Forse quel “dio” auspicato da Heidegger non è un evento messianico, ma la scelta individuale di ammettere il silenzio della domanda “sbagliata”. È in quel silenzio che il limite smette di essere una gabbia e torna a essere la forma che ci rende umani. L’unica resistenza possibile, prima che la confisca divori anche quel silenzio. Cominciare a riconoscere limite e attrito ciascuno per noi, individualmente, fino a fare massa critica, è l’unico modo per vivere il senso del limite come forma di liberazione, non di rassegnazione.
I segnali ci sono. Sono sempre più numerose le persone che rifiutano lo status quo epistemologico. Che stanno scomode sullo sgabello o, peggio, sulla sedia da ufficio lanciata in corsa. Una ricerca spesso confusa, disorientata, disordinata. Ci si affida alla New Age, o si rimpiange un passato bucolico che, forse in quei termini non è mai esistito. Ci hanno negato gli strumenti, e ci arrangiamo come possiamo.

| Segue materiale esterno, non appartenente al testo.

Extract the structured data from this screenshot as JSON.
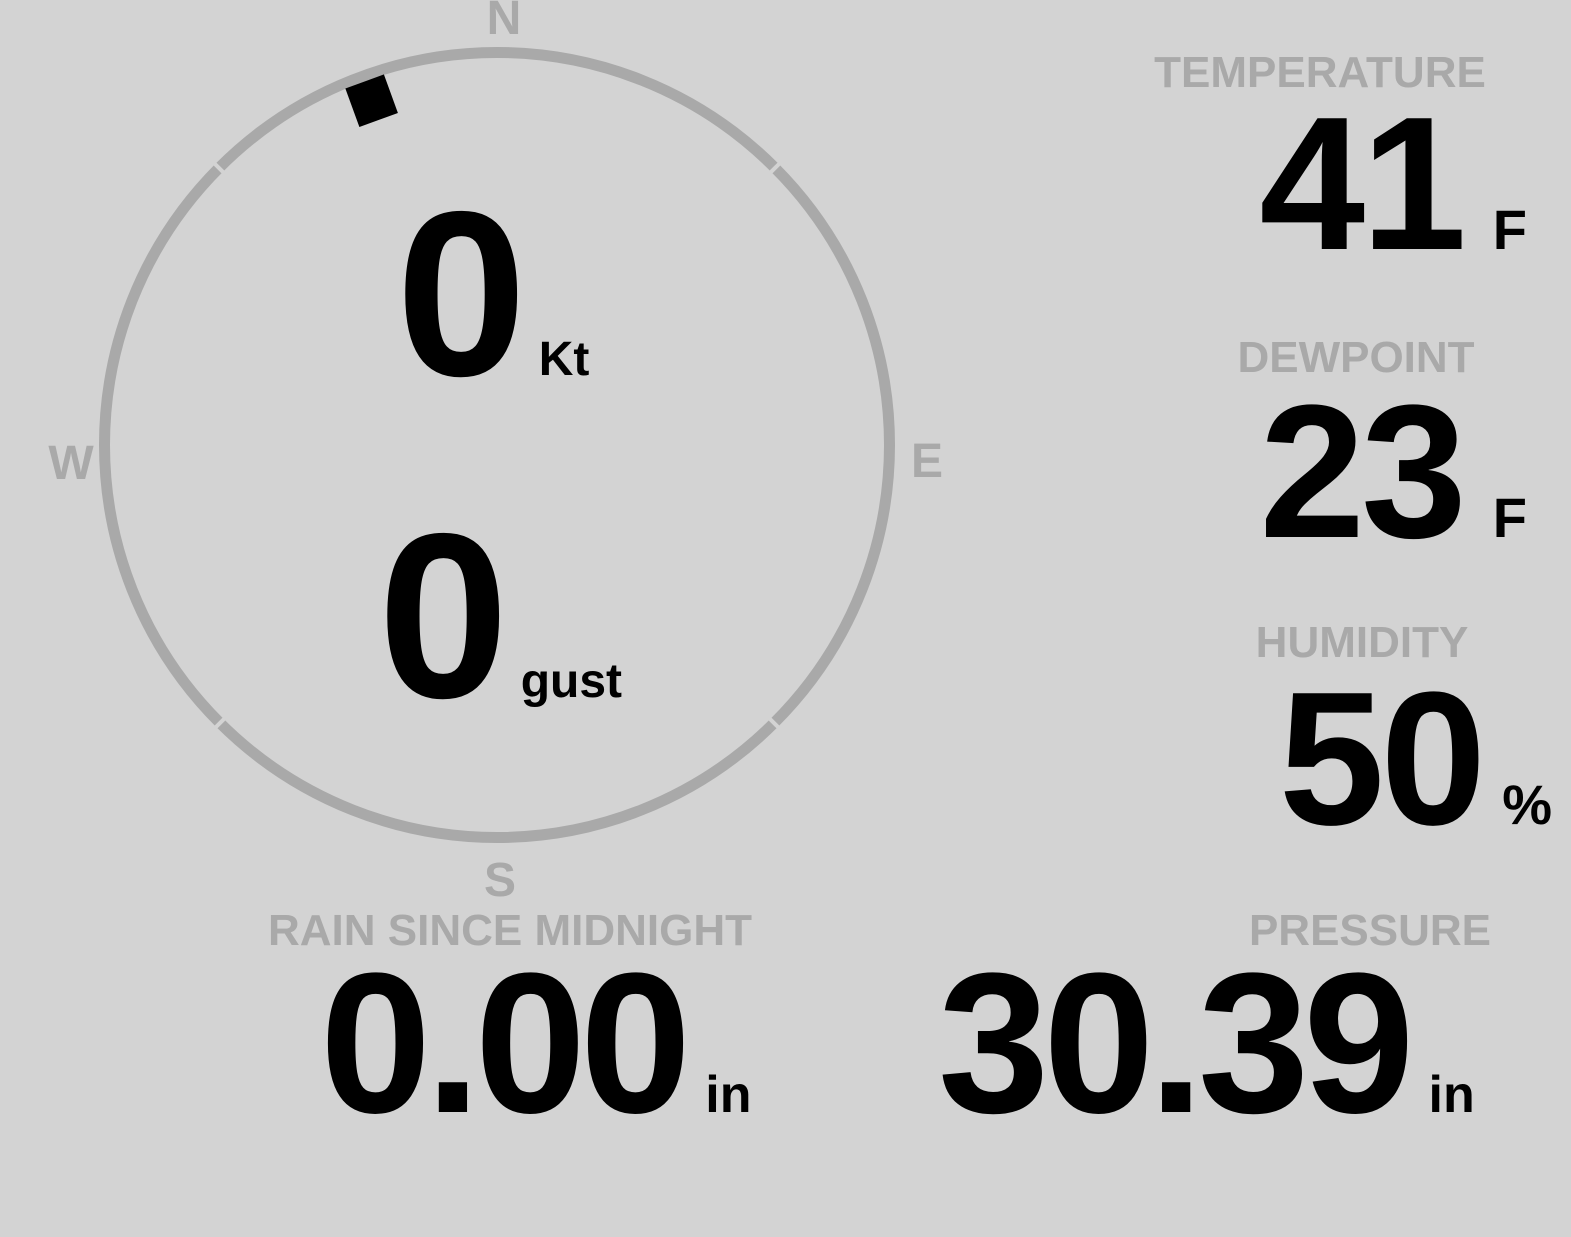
{
  "theme": {
    "background": "#d3d3d3",
    "muted_gray": "#a9a9a9",
    "value_black": "#000000"
  },
  "compass": {
    "cardinals": {
      "north": "N",
      "east": "E",
      "south": "S",
      "west": "W"
    },
    "wind_direction_deg": 340,
    "wind_speed": {
      "value": "0",
      "unit": "Kt"
    },
    "wind_gust": {
      "value": "0",
      "unit": "gust"
    }
  },
  "metrics": {
    "temperature": {
      "label": "TEMPERATURE",
      "value": "41",
      "unit": "F"
    },
    "dewpoint": {
      "label": "DEWPOINT",
      "value": "23",
      "unit": "F"
    },
    "humidity": {
      "label": "HUMIDITY",
      "value": "50",
      "unit": "%"
    },
    "rain": {
      "label": "RAIN SINCE MIDNIGHT",
      "value": "0.00",
      "unit": "in"
    },
    "pressure": {
      "label": "PRESSURE",
      "value": "30.39",
      "unit": "in"
    }
  }
}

Un movimento che non sottovaluterei. Forse non riusciremo a spezzare la gamba economica del capitalismo dell’accaparramento, anche se la spinta sempre più forte a tornare a preservare e rinnovare le risorse, come si è sempre fatto, può far sperare. Se Saul ha ragione, però, possiamo provare a lavorare a destabilizzare lo sgabello, tutto lo sgabello, lavorando sulla gamba della forma del sapere. Andando oltre lo scientismo per riconoscere e rivitalizzare i saperi antichi. Possiamo provare a fermare la corsa della sedia da ufficio. Magari facendoci aiutare dal collega che ci spinge e, possibilmente, senza andare a sbattere.